All of these sounds are vital to the operation of a hospital, but taken together can also delay a patient’s recovery. Environmental noise can disturb a patient’s sleep, leading to increased anxiety and fatigue. Loud, unexpected noises can startle a patient, increasing blood pressure and heart rate. Long-term exposure to noise levels found in most hospitals can actually induce stress-induced symptoms such as altered memory, increased agitation and lower pain tolerance. All these problems are of special concern for elderly patients.

Hospital staff members are not immune to the problem of environmental noise. At the very least, a noisy hospital makes staff members speak more loudly and feel more stress. Sensitive patient information is often shared in less-than-hushed tones, potentially breaching patient privacy. At worst, extraneous noise can lead to misunderstood directions and even medical errors.

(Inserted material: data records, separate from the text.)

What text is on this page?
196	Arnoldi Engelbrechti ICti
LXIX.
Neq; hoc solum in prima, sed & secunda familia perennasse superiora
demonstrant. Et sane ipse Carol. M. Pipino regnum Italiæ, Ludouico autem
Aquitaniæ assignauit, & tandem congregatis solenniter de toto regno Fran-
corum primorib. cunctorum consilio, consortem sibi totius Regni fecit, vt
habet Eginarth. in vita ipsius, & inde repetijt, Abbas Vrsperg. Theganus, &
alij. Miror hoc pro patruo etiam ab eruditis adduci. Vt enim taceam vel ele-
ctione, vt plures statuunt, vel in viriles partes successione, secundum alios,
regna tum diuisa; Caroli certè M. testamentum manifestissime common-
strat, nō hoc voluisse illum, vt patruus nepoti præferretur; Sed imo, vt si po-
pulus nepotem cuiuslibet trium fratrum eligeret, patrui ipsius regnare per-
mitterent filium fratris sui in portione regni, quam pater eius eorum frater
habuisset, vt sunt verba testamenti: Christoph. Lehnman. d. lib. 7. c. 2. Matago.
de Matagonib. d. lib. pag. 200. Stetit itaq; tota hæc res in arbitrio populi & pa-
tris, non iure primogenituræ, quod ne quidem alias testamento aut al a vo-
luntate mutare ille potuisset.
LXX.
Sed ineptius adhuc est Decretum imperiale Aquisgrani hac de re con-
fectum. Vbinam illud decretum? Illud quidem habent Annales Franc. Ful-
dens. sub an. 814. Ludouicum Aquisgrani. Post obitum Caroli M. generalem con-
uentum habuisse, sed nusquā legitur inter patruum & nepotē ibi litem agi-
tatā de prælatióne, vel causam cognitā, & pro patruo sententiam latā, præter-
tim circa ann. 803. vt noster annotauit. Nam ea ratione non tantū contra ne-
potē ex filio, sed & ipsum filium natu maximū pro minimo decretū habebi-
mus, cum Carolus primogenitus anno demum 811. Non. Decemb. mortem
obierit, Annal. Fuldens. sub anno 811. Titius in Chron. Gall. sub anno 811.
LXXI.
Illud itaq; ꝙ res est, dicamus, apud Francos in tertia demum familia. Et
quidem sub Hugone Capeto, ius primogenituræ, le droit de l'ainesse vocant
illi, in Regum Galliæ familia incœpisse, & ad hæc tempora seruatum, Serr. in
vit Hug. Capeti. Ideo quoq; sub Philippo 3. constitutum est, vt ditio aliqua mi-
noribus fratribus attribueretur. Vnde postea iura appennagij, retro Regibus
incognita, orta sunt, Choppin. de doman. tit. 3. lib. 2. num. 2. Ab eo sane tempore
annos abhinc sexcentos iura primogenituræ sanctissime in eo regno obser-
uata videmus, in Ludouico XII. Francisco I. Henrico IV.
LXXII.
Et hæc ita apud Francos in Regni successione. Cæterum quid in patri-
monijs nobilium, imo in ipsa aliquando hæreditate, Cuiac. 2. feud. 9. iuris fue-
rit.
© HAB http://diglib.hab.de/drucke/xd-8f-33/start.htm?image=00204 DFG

Hospitals are working to reduce noise by installing new ceiling tiles that dampen sound, decentralizing nurses’ stations and fixing squeaky wheels on transport carts. Still, it’s impossible to completely eliminate noise from a hospital environment.

Recovering at home allows patients to relax in a quieter setting, undisturbed by late-night alarms or a roommate’s loud television. Patients are able to sleep without unnecessary interruption, and natural noise barriers such as carpeting and curtains reduce the impact of noise while patients recover at home.

Hospitalization for an acute event can be disruptive enough to a patient’s life without the added stress and missed sleep of a noisy hospital room. Recovering from a medical event in a more peaceful setting such as one’s home can reduce the amount of noise a patient experiences during the recovery process.